A Conversation with Michael Clark
The jury is back in on what kinds of approaches can help reduce crime, make our communities safer, and build better lives along the way. Newly published findings report that 45% of all state prison admissions in the United States are due to violations of probation or parole—by way of new offenses or technical violations. Community corrections has become a paradox, not only failing in its mission to divert and remediate, but making matters worse. This commentary focuses on the direct practice of probation and parole officers, as they exert much influence on decisions to punish. It identifies groups that willfully contribute to this “prison pipeline.” This conversation focuses on how empowering risk-need-responsivity approaches with Motivational Interviewing, ending with a discussion of the benefits that caused Motivational Interviewing to be deemed a good fit for community corrections.

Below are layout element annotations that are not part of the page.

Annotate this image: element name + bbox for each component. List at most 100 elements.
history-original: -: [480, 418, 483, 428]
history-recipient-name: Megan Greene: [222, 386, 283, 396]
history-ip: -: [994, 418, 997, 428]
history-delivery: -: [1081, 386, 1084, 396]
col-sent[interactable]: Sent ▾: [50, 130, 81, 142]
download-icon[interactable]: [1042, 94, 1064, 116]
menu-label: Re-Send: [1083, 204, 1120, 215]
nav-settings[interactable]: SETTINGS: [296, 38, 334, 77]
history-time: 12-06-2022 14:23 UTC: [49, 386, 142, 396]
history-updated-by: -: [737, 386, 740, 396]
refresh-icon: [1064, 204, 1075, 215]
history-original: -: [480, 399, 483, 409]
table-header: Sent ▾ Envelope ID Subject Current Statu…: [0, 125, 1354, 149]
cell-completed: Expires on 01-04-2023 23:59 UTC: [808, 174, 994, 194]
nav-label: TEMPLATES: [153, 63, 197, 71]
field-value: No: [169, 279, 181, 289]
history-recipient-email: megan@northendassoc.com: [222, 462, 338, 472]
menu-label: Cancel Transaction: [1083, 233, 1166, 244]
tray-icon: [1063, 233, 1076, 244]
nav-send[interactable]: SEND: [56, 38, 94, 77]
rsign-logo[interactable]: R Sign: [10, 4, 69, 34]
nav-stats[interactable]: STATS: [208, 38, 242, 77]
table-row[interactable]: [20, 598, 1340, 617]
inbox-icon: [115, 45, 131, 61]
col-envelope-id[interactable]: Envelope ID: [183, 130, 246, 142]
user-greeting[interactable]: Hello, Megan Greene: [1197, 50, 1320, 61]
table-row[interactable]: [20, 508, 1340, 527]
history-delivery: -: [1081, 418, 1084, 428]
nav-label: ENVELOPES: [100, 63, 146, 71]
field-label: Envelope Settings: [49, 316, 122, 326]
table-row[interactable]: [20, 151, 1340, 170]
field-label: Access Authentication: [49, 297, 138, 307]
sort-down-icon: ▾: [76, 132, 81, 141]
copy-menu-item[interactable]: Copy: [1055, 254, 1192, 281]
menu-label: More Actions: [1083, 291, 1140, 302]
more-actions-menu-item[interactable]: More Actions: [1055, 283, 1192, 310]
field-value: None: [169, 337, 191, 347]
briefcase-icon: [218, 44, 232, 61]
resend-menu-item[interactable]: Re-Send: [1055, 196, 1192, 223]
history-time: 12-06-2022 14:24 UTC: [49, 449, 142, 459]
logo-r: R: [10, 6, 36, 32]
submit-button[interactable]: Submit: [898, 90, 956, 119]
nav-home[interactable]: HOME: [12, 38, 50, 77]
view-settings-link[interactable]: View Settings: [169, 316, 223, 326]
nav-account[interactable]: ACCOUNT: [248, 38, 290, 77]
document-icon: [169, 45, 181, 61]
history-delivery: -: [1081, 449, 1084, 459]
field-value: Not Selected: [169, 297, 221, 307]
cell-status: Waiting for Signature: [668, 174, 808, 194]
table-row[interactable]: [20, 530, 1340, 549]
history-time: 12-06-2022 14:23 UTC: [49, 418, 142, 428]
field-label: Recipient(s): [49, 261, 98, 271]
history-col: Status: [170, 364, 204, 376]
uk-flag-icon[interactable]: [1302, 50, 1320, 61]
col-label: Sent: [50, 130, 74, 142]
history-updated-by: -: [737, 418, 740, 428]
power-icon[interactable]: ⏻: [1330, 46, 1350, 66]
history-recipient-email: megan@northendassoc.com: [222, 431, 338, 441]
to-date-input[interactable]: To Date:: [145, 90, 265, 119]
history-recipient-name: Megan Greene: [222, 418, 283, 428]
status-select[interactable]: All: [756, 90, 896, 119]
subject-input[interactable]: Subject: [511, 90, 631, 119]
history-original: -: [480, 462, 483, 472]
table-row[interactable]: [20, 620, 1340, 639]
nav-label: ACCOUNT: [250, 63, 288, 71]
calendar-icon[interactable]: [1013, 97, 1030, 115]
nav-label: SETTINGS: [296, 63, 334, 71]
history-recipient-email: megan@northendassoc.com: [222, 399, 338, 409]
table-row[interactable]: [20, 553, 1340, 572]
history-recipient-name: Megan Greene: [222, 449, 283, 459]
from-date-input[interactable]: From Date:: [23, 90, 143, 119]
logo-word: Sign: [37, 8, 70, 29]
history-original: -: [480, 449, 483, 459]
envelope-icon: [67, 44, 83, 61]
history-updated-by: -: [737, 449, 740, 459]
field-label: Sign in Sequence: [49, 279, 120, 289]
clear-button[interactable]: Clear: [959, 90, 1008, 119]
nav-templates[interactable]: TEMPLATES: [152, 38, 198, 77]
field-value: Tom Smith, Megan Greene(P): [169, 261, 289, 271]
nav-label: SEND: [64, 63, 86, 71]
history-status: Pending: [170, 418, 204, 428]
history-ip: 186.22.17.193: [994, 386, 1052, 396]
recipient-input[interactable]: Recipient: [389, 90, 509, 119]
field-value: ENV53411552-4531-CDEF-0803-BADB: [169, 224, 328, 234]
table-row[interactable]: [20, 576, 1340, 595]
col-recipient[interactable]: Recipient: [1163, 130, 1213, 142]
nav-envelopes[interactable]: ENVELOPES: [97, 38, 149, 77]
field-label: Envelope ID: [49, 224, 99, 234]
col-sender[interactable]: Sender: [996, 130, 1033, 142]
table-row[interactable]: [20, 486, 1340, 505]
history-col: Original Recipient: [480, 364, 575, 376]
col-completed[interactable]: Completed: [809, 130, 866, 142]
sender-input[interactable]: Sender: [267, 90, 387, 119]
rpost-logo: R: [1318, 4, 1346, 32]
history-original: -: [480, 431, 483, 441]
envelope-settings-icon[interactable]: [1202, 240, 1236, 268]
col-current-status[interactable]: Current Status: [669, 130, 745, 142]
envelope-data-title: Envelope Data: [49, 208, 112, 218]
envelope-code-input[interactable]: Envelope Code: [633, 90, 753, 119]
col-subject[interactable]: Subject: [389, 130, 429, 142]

Director, Center for Strength- Based Strategies
Michael D. Clark, MSW, has served as a probation officer and magistrate in Lansing, Michigan. He is a member of the Motivational Interviewing Network of Trainers (MINT) and is the director of the Center for Strength- Based Strategies, a technical assistance group that offers training in Motivational Interviewing to the corrections, addictions, and mental health disciplines. Mr. Clark has recently served as a contractual consultant to the United Nations Office on Drugs and Crime in Vienna, Austria, and is coauthor of the book Motivational Interviewing with Offenders: Engagement, Rehabilitation, and Reentry, published in 2017 by Guilford Press.